Naming things after people is a dumb idea
Cesar Chavez Boulevard anyone?
Welcome to Free Thought Friday (or Free Thought Weekend if this comes out on Saturday/Sunday). In addition to Why Wednesday articles, this is a new opinion-focused article that will come out every Friday, Saturday or Sunday. It’ll still be highly geography focused, but it will give me (and whoever else might write it) a chance to be a little more expressive. A bit bolder. And perhaps a tiny little-bit more scandalous. Probably not the latter, actually. But it WILL be a place where we get to let our geography hot take flags fly loud and proud. So, with that said, let’s get to something that has been burning me up for a while.
I have a bone to pick with people and it’s one that will likely get me in some hot water. But it needs to be said because we keep making the same mistake over and over and over and over again. The mistake is that we, as humans, LOVE to name our places after people. People we think are meritorious in some way. People who we believe provide some recognition to an event, culture, or movement. And especially people we tend to want to curry favor with. But also people who are deeply and inherently flawed.

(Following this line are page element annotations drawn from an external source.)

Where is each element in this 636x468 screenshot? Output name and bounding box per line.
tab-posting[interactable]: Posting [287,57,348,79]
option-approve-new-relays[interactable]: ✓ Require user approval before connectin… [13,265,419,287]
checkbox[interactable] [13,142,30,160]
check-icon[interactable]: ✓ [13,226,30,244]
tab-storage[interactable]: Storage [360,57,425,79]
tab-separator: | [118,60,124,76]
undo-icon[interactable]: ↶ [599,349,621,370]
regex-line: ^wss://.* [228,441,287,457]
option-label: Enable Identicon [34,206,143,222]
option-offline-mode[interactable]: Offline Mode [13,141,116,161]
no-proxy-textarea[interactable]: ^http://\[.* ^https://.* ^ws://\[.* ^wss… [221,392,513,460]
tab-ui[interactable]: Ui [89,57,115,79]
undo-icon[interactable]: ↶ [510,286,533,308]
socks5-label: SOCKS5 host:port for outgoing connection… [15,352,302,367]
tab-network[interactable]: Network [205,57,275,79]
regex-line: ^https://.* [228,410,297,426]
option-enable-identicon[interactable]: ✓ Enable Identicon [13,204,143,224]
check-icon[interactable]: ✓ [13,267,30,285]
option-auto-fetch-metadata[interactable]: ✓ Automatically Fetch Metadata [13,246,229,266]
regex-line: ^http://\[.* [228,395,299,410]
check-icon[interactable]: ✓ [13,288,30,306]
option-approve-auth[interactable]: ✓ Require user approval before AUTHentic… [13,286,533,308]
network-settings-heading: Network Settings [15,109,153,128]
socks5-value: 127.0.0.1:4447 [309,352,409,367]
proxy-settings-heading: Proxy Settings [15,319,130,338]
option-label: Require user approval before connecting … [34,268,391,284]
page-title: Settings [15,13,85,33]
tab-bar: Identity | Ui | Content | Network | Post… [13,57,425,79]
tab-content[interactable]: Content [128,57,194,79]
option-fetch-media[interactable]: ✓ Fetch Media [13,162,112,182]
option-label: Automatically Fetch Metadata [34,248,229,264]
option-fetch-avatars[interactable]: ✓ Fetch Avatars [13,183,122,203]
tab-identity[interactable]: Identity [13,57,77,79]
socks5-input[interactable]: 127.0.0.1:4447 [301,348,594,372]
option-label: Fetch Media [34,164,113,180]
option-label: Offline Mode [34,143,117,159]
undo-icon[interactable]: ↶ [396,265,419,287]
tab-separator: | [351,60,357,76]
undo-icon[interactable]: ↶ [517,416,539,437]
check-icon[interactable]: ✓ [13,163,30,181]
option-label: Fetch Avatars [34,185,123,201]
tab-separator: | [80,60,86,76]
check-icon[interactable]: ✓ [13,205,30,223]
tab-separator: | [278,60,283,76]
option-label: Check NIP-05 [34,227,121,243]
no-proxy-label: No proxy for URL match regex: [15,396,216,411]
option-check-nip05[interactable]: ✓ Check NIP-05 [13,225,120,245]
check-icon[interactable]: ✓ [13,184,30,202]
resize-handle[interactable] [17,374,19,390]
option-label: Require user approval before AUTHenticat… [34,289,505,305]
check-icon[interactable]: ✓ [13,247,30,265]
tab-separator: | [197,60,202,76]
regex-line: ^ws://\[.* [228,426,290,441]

Let’s take a very recent example of why this is a bad idea: Cesar Estrada Chavez. Now, if you live in the United States and you live in a major city, you likely have a street somewhere named for this particular person. Cesar Chavez, if you’re unfamiliar, was a labor organizer for migrant workers in the United States. He helped lead the charge, along with Dolores Huerta and Gilbert Padilla to help get these workers better protections and wages for the incredibly hard and grueling work they do to make sure we all have fresh food. The work these three, an many, many others did was admirable. Nobody can take that away.